What to look for

1. The River Ribble is very close to its source on Gayle Moor beyond Ribblehead. It is the only major Yorkshire river to flow west into the Irish Sea 121 kilometres away, and not east through the Humber Estuary into the North Sea.

2. It may be very muddy here but you are in classic drumlin territory, every Geography student’s heaven. These are mounds of sediments dropped by the glaciers when they retreated more than 12,000 years ago. From above they look like a basket of eggs.

8. Nether Lodge was once managed by the Cistercian monks at Furness Abbey. They owned huge estates in the Dales which they managed from a main grange at Newby near Clapham.

9. Ashes Pasture Nature Reserve is an upland hay meadow rich in summer with wildflowers, and frequented by curlews, cuckoos and barn owls, because it has been unaffected by modern farming. It is owned by Yorkshire Wildlife Trust and is a Site of Special Scientific Interest (SSSI).

10. Salt Lake Quarry – another SSSI owned by Yorkshire Wildlife Trust, is a disused quarry where limestone was extracted and used to build the nearby railway. It is home to many different and fragile habitats.

11. Colt Park was a lodge belonging to Furness Abbey which almost certainly bred horses. The barn you pass is the headquarters of the Ingleborough National Nature Reserve with more than 1,000 hectares of land owned and managed by Natural England to protect the flowers, insects and geology of this spectacular scenery.

12. In these fields you might spot some science experiments!
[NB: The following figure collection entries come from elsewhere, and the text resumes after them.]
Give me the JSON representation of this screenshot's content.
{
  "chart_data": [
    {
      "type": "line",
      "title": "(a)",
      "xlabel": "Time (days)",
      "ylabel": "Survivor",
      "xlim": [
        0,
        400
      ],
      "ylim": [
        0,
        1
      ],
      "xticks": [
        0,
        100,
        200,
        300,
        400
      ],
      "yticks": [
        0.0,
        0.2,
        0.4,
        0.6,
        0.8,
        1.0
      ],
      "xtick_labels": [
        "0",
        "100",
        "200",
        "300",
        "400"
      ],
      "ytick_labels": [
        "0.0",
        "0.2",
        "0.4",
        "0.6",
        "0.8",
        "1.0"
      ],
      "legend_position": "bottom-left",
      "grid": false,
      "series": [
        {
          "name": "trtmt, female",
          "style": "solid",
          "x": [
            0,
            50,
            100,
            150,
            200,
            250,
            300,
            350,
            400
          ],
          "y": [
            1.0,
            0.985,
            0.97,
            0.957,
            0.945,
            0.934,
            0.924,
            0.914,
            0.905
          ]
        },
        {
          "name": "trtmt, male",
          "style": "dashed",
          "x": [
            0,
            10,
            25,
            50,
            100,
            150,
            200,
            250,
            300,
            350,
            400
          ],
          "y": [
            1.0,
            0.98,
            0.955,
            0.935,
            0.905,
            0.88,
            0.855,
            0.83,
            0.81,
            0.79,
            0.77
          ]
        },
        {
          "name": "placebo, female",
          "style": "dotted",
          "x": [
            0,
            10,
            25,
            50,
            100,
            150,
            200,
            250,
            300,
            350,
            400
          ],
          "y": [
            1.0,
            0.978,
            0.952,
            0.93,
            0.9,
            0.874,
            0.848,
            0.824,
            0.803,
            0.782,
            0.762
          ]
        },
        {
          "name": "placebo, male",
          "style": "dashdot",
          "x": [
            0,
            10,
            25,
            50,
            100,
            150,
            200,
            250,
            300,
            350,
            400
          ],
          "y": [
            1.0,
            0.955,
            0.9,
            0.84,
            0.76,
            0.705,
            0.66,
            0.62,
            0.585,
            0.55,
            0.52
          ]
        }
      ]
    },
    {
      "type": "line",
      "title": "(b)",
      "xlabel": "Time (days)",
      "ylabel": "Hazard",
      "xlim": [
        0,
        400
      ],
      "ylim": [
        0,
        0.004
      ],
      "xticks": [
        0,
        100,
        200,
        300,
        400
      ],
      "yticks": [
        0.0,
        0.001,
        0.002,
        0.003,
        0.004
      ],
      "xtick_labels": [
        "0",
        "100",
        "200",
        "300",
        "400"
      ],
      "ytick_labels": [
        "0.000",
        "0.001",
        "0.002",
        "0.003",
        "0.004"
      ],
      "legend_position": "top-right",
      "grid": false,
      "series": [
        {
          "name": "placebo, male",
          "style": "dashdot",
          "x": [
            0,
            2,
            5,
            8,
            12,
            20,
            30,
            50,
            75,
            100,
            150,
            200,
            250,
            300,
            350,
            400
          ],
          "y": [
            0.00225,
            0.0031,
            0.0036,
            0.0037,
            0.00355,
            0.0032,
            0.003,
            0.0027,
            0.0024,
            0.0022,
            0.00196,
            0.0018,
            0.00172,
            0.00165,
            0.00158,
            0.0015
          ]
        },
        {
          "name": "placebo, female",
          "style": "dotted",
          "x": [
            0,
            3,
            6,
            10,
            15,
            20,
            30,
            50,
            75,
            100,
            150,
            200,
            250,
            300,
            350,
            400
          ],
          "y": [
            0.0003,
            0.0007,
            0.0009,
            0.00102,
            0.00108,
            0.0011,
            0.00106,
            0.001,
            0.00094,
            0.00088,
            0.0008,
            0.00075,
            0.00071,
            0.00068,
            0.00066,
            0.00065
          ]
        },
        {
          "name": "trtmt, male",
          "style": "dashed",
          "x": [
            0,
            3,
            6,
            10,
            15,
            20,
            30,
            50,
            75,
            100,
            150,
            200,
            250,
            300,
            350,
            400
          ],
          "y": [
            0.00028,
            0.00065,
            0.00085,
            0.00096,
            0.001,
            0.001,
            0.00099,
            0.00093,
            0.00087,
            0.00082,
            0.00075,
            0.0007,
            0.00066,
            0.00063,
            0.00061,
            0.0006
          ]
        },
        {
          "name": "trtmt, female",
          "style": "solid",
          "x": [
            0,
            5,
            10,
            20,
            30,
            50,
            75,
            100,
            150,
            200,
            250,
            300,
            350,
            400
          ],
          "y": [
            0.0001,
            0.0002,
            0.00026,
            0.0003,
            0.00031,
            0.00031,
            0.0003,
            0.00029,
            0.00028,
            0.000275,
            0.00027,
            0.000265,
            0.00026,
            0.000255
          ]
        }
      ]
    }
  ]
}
Here Natural England is working with universities to study the many benefits that hay meadows provide for both wildlife and people. Flower-rich meadows used to be common in the Yorkshire Dales but since the 1950s many fields have been artificially fertilised and whilst grass has thrived, the flowers have been lost.

13. Bent Hill Rigg Barn is a traditional Dales barn. Hay is stored here to feed sheep and cows in winter. It is today also used to shelter PaD visitors during lambing time.